Panthers’ biggest mistake at Packers was never forcing Aaron Rodgers to make mistakes

“Close, but not good enough.”

Ron Rivera’s description of the Panthers’ 24-16 loss to the Packers could have been intended for almost every aspect of the game. While Christian McCaffrey’s final run may come to mind, it was Carolina’s secondary that had the most fits in Green Bay.

Without cornerback James Bradberry, groin injury, the Panthers struggled to stop Aaron Rodgers. Despite coming into the game leading the NFL with 34 sacks, Carolina had just two Sunday and struggled to get pressure on Aaron Rodgers. Some of that can be blamed on the fact that this was Rodgers. He’s known for escaping the pocket and he’s going to get a few of those plays a game. But all of the responsibility cannot be put on that.

“This speaks to Aaron Rodgers’ ability to escape the pocket,” coach Ron Rivera said. “He held the ball early in the first half, he held the ball awhile and he couldn’t find his receivers, and then eventually they got open because he was able to scramble and get away from our pass rush. I thought they did a nice job, we got beat a couple times because we weren’t as disciplined as we needed to be.”

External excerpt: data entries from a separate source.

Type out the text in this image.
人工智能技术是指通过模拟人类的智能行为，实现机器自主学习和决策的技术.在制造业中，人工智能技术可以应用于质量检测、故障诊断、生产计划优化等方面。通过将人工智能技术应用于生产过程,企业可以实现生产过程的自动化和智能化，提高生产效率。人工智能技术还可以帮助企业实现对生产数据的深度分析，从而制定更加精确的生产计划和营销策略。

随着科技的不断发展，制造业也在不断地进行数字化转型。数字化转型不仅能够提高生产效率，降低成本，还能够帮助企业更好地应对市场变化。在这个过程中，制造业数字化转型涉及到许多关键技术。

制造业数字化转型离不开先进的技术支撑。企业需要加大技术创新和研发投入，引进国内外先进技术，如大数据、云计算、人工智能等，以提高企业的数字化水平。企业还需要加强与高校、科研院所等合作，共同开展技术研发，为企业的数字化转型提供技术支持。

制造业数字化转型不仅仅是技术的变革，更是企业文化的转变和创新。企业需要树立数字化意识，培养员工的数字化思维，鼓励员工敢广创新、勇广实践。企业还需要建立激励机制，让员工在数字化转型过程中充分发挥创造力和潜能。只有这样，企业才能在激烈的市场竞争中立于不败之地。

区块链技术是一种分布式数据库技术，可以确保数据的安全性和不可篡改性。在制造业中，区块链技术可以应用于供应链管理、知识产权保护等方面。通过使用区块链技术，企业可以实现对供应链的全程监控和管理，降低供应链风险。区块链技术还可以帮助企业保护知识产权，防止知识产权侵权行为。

Not being disciplined enough included having far too many missed tackles and allowing 118 yards on seven receptions to Davante Adams with 75 of that coming on two plays. It also included Donte Jackson being called for two pass interference calls in the first half and the Panthers giving up four first downs due to penalties.

“We got to get the guy on the ground,” safety Eric Reid said. “Couple plays would have been good stops for us. Maybe one or two-yard gains, turn into five or six yard gains. Got to get the guy on the ground.”

But what really stood out from this game is that the defense never really forced Rodgers into making a bad decision. It was just the second game this season that Carolina has not had a takeaway (Week 2 loss to Buccaneers). The Panthers are 0-4 when they have one or zero takeaways.

“We have to continue to make plays on the football,” defensive back Ross Cockrell said. “We weren’t able to get any turnovers today, and we’ve hung our hat on making and creating turnovers, and I think the team feeds off of that, as well.”

There were also injuries to the secondary. Cockrell and Jackson both left the game, but were able to return. Jackson said that he did re-aggravate the groin injury that caused him to miss three games earlier this season, but that he was “fine.”

All of the injuries and changes to the secondary made it that much harder for the defense to get off the field. The Packers’ run scheme forced the defensive backs to make far more tackles than usual. The team’s three leading tacklers on Sunday were Reid, Cockrell and Jackson.

“We’ve got to be able to counter what they’re doing,” Rivera said. “At the end of the day, what teams are doing throughout the league, if you look at, there’s a lot of safeties that are leading tacklers as well because teams are spreading out and they’re forcing you to try and insert your corners into the tackle. It’s something you see a lot of people doing now. “

While the Packers’ ability to run the ball gashed the Panthers and took time off the lock late in the game — Carolina gave up more than 160 rushing yards for the third time this season — it was the defense’s inability to get off the field when it gave itself opportunities to.

On Green Bay’s first possession of the second half, the Panthers started with a Vernon Butler sack. But after a hands-to-the face penalty called on the Packers’ David Bakhtiari, Jackson gave up a 38-yard pass to Adams on second-and-17. The Packers went on to score a touchdown three plays later and take an 11-point lead.

Those kind of drive-extending mistakes, no what matter position the Packers’ defensive backs are in, can’t happen. That’s how you end up relying on a young starting quarterback to lead a game-winning drive.

“You don’t get any extra points for having a close loss,” Reid said.

Close, but not good enough for a win.